14-05-2023, Den Bosch
Dinsdag 09 mei 2023, 13:00 uur. In de kleine rechtszaal van Den Bosch vindt een hoorzitting plaats van de politierechter. De verdachte wordt beschuldigd van mishandeling van een vrouw tijdens een verkeersruzie, die plaatsvond op 19 juli 2020
De sfeer in de rechtszaal is ongemakkelijk. Aanwezigen nemen in stilte plaats op de houten bankjes. De houten muren, waarvan de helft bekleed is met wandtapijt met een bomenpatroon, ogen chique. Als iedereen eenmaal zit, wacht de rechter nog even met spreken en kijkt de zaal rond. De verdachte zit voor hem, zijn gezicht niet in het zicht, trillend met zijn been. Vervolgens vertelt de rechter bondig en op zakelijke toon waarvan de verdachte wordt beschuldigd, waarna hij hem laat spreken.
De verkeersruzie vond plaats voor een stoplicht bij de Limburglaan in Eindhoven. De verdachte reed in zijn auto met voor hem een BMW. Toen het stoplicht groen kleurde, reed de BMW niet weg. ,,Ik toeterde om aan te geven dat het groen licht was.
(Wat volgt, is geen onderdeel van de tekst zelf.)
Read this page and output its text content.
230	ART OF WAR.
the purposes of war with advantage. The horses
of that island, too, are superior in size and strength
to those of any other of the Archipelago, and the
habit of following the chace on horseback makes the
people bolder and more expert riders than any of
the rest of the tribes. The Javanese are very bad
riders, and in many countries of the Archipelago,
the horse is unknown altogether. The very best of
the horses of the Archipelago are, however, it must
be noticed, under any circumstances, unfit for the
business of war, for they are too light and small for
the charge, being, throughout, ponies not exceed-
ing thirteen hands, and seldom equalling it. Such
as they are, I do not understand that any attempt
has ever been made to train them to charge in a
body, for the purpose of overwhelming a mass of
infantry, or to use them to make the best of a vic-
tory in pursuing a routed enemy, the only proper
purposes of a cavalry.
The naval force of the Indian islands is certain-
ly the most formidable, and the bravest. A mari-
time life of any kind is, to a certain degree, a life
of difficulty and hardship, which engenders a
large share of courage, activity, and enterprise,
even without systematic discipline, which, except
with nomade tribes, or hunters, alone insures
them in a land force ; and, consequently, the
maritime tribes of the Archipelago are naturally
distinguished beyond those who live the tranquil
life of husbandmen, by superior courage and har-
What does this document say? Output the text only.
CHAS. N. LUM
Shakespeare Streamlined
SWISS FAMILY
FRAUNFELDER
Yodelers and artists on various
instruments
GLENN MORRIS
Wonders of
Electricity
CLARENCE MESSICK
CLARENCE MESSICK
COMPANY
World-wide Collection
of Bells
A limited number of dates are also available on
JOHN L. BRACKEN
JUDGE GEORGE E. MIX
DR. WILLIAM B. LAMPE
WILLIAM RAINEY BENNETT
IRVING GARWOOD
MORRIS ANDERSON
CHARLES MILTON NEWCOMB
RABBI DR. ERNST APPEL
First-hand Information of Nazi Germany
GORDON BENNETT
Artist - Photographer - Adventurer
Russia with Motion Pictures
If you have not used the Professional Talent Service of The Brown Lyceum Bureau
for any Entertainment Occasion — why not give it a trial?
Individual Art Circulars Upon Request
Daarna ging ik naar de rechter rijbaan, om de BMW te kunnen passeren.” zegt de verdachte. Hij vertelt te worden achtervolgd toen hij van rijbaan wisselde. De BMW haalde hem in en reed weer voor hem. Bij het eerstvolgende stoplicht trapte de BMW abrupt op zijn rem. ,,Hij creëerde een gevaarlijke situatie voor het verkeer. Daarom heb ik een besluit genomen dat ik beter niet had kunnen nemen.”
De verdachte is uitgestapt, waarna de ruzie van start ging. In de BMW, achter het stuur, zat een blonde vrouw, met naast haar een kale man. De verdachte vroeg waar ze mee bezig was. Vervolgens pakte zij hem bij de kraag van zijn polo en trok hem naar zich toe. ,,Kom dan, ik film alles.” zou ze hebben gezegd. De verdachte spreekt gedetailleerd en duidelijk. ,,Ik probeerde me van haar los te maken, door met mijn linkerarm haar rechterarm weg te duwen. Toen ik eenmaal los was gekomen, stapte ik weer de auto in en reed weg. Een uur later werd ik staande gehouden door de politie met de melding dat er aangifte is gedaan.” Hij geeft aan dat hij haar nooit pijn heeft willen doen. ,,Ik heb er enorm veel spijt van, maar als ik niet was uitgestapt, was er een gevaarlijke verkeerssituatie ontstaan.”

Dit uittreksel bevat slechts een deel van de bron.